Health, the risk of incorrect and dangerous information
Fake News is not only capable of altering the political debate but also influencing behavior, especially in health care. According to a Censis and Assosalute study, 28.4% of Italians consult websites to search for health information, of which 17% consult generic websites, 6% institutional sites and 2.4% social networks. According to this research on 15 million people who have searched for information on the web to treat their health, about 8.8 million people have been victims of false or incorrect medical news.
False and incorrect news can really compromise the state of health, which is why we need correct communication and education to health choices.
Just to counteract the Fake News in the health field, the web portal was created by Italian doctors.
The portal has been called “Doctor, but it is true that …?”, And is online at www.dottoremaeveroche.it or even https://dottoremaeveroche.it.
The initiative is by Fnomceo, the national federation of surgeons and dentists’ orders, and starts from the observation that “hoaxes, when they affect health, are likely to become real criminal actions, sustained by economic interests or only by ignorance”.
Tools to stem the Fake News
Many try to stem the Fake News, preparing tools or methods to alert users. Until now these tools have not yet produced acceptable results as the case of Facebook which, after having experienced a series of initiatives with little success, introduces in Italy a project for “The protection of information security and the fight against false news” .
In Italy the Fact-Checking activity was launched in collaboration with Pagella Politica, signatory of the Poynter International Fact Checking Principles.

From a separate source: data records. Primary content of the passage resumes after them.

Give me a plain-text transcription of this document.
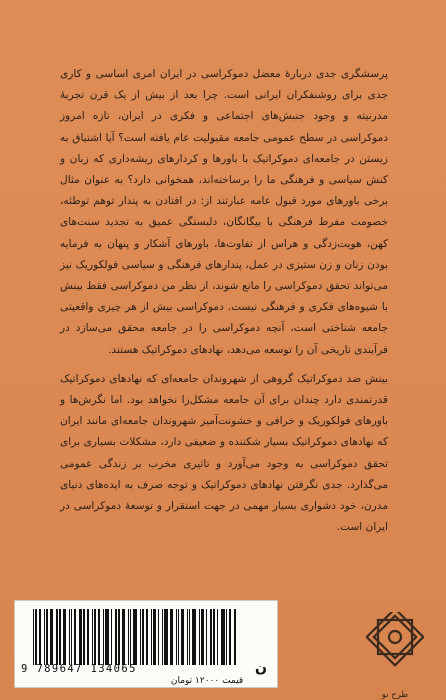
پرسشگری جدی دربارهٔ معضل دموکراسی در ایران امری اساسی و کاری جدی برای روشنفکران ایرانی است. چرا بعد از بیش از یک قرن تجربهٔ مدرنیته و وجود جنبش‌های اجتماعی و فکری در ایران، تازه امروز دموکراسی در سطح عمومی جامعه مقبولیت عام یافته است؟ آیا اشتیاق به زیستن در جامعه‌ای دموکراتیک با باورها و کردارهای ریشه‌داری که زبان و کنش سیاسی و فرهنگی ما را برساخته‌اند، همخوانی دارد؟ به عنوان مثال برخی باورهای مورد قبول عامه عبارتند از: در افتادن به پندار توهم توطئه، خصومت مفرط فرهنگی با بیگانگان، دلبستگی عمیق به تجدید سنت‌های کهن، هویت‌زدگی و هراس از تفاوت‌ها، باورهای آشکار و پنهان به فرمایه بودن زنان و زن ستیزی در عمل، پندارهای فرهنگی و سیاسی فولکوریک نیز می‌تواند تحقق دموکراسی را مانع شوند، از نظر من دموکراسی فقط بینش با شیوه‌های فکری و فرهنگی نیست. دموکراسی بیش از هر چیزی واقعیتی جامعه شناختی است، آنچه دموکراسی را در جامعه محقق می‌سازد در فرآیندی تاریخی آن را توسعه می‌دهد، نهادهای دموکراتیک هستند.

بینش ضد دموکراتیک گروهی از شهروندان جامعه‌ای که نهادهای دموکراتیک قدرتمندی دارد چندان برای آن جامعه مشکل‌زا نخواهد بود. اما نگرش‌ها و باورهای فولکوریک و خرافی و خشونت‌آمیز شهروندان جامعه‌ای مانند ایران که نهادهای دموکراتیک بسیار شکننده و ضعیفی دارد، مشکلات بسیاری برای تحقق دموکراسی به وجود می‌آورد و تاثیری مخرب بر زندگی عمومی می‌گذارد. جدی نگرفتن نهادهای دموکراتیک و توجه صرف به ایده‌های دنیای مدرن، خود دشواری بسیار مهمی در جهت استقرار و توسعهٔ دموکراسی در ایران است.

9 789647 134065	ن
قیمت ۱۲۰۰۰ تومان
طرح نو
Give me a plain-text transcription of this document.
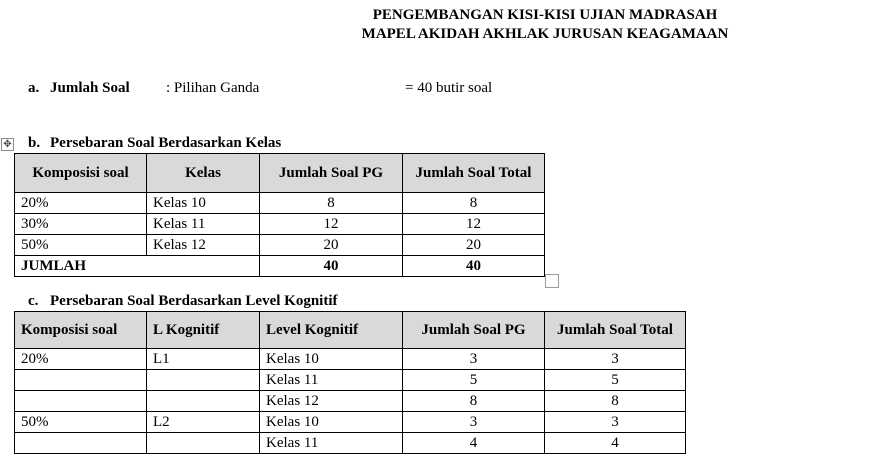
PENGEMBANGAN KISI-KISI UJIAN MADRASAH
MAPEL AKIDAH AKHLAK JURUSAN KEAGAMAAN
a. Jumlah Soal : Pilihan Ganda	= 40 butir soal
✥ b. Persebaran Soal Berdasarkan Kelas
Komposisi soal	Kelas	Jumlah Soal PG	Jumlah Soal Total
20%	Kelas 10	8	8
30%	Kelas 11	12	12
50%	Kelas 12	20	20
JUMLAH		40	40
c. Persebaran Soal Berdasarkan Level Kognitif
Komposisi soal	L Kognitif	Level Kognitif	Jumlah Soal PG	Jumlah Soal Total
20%	L1	Kelas 10	3	3
		Kelas 11	5	5
		Kelas 12	8	8
50%	L2	Kelas 10	3	3
		Kelas 11	4	4
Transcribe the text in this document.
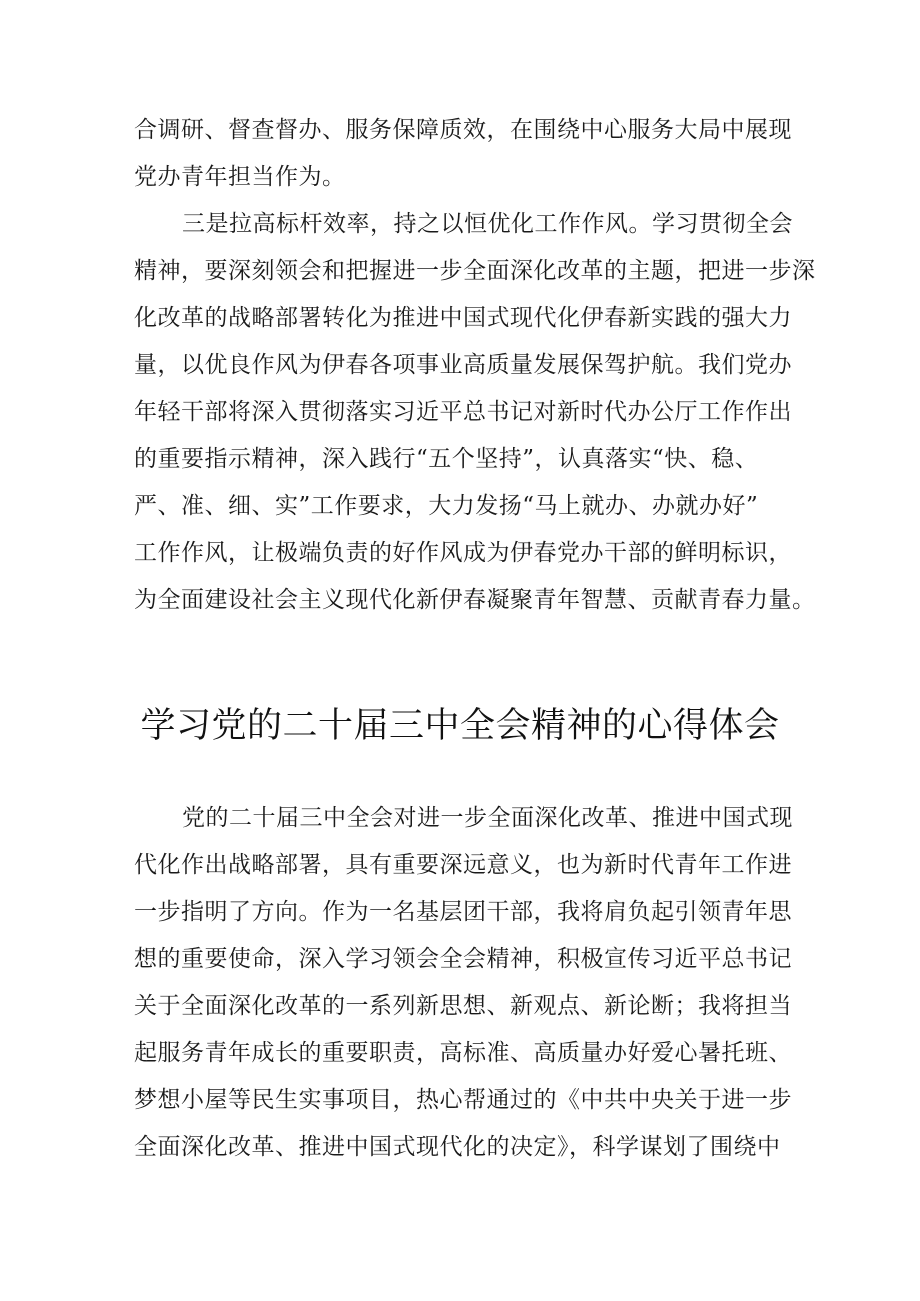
合调研、督查督办、服务保障质效，在围绕中心服务大局中展现
党办青年担当作为。

三是拉高标杆效率，持之以恒优化工作作风。学习贯彻全会
精神，要深刻领会和把握进一步全面深化改革的主题，把进一步深
化改革的战略部署转化为推进中国式现代化伊春新实践的强大力
量，以优良作风为伊春各项事业高质量发展保驾护航。我们党办
年轻干部将深入贯彻落实习近平总书记对新时代办公厅工作作出
的重要指示精神，深入践行“五个坚持”，认真落实“快、稳、
严、准、细、实”工作要求，大力发扬“马上就办、办就办好”
工作作风，让极端负责的好作风成为伊春党办干部的鲜明标识，
为全面建设社会主义现代化新伊春凝聚青年智慧、贡献青春力量。

学习党的二十届三中全会精神的心得体会

党的二十届三中全会对进一步全面深化改革、推进中国式现
代化作出战略部署，具有重要深远意义，也为新时代青年工作进
一步指明了方向。作为一名基层团干部，我将肩负起引领青年思
想的重要使命，深入学习领会全会精神，积极宣传习近平总书记
关于全面深化改革的一系列新思想、新观点、新论断；我将担当
起服务青年成长的重要职责，高标准、高质量办好爱心暑托班、
梦想小屋等民生实事项目，热心帮通过的《中共中央关于进一步
全面深化改革、推进中国式现代化的决定》，科学谋划了围绕中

Politics Scoreboard will evaluate the accuracy of the stories on Facebook. If a story is considered false or partially false, Facebook will show, in order to give more context, in the section below, the analysis written by the fact-checker, and the story can appear further down in the News Feed. In addition, people will be notified if a story they shared was found to be false.
WhatsApp is also developing a system to fight hoaxes, especially a sort of S. Antonio chains that bounce in the chats.
WhatsApp could introduce a notification that arrives together with the received message that also requests the diffusion to multiple contacts, and that warns the user on the fact that “the content has already been forwarded so many times”
The Ministry of the Interior introduces an online service that will allow citizens to suggest presumed hoaxes. In the case of content detrimental to reputation, the Postal Police will provide the recipient with all the necessary information to request the removal of content that, however, “must be evaluated by individual social networks”
The EU adopts measures to combat online disinformation
The EU presents the results of the first reflections on the thorny issue of the Fake News, and the conclusions contained in the report of the specially created expert group invite to wide-ranging actions especially on the network, where the flow of information is more difficult to control.
In the report the group of experts specifies that the definition Fake News is not correct, because the term would be inadequate to describe its complexity, since it would be “false information, inaccurate or conceived misleading way, presented and disseminated for profit or with the intention to create a public prejudice “, capable of undermining democratic values and processes.
Among the various recommendations: the promotion of a code of ethics that online platforms and social media should commit to respecting; the promotion of media literacy as a contrasting element; the development of tools that allow users and reporters to fight disinformation; guarantee the transparency of online platforms, making clear how the algorithms that select news operate; highlight the most reliable news, in collaboration with some European media outlets); make a group to carry out the implementation, monitoring and regular review of the agreed actions.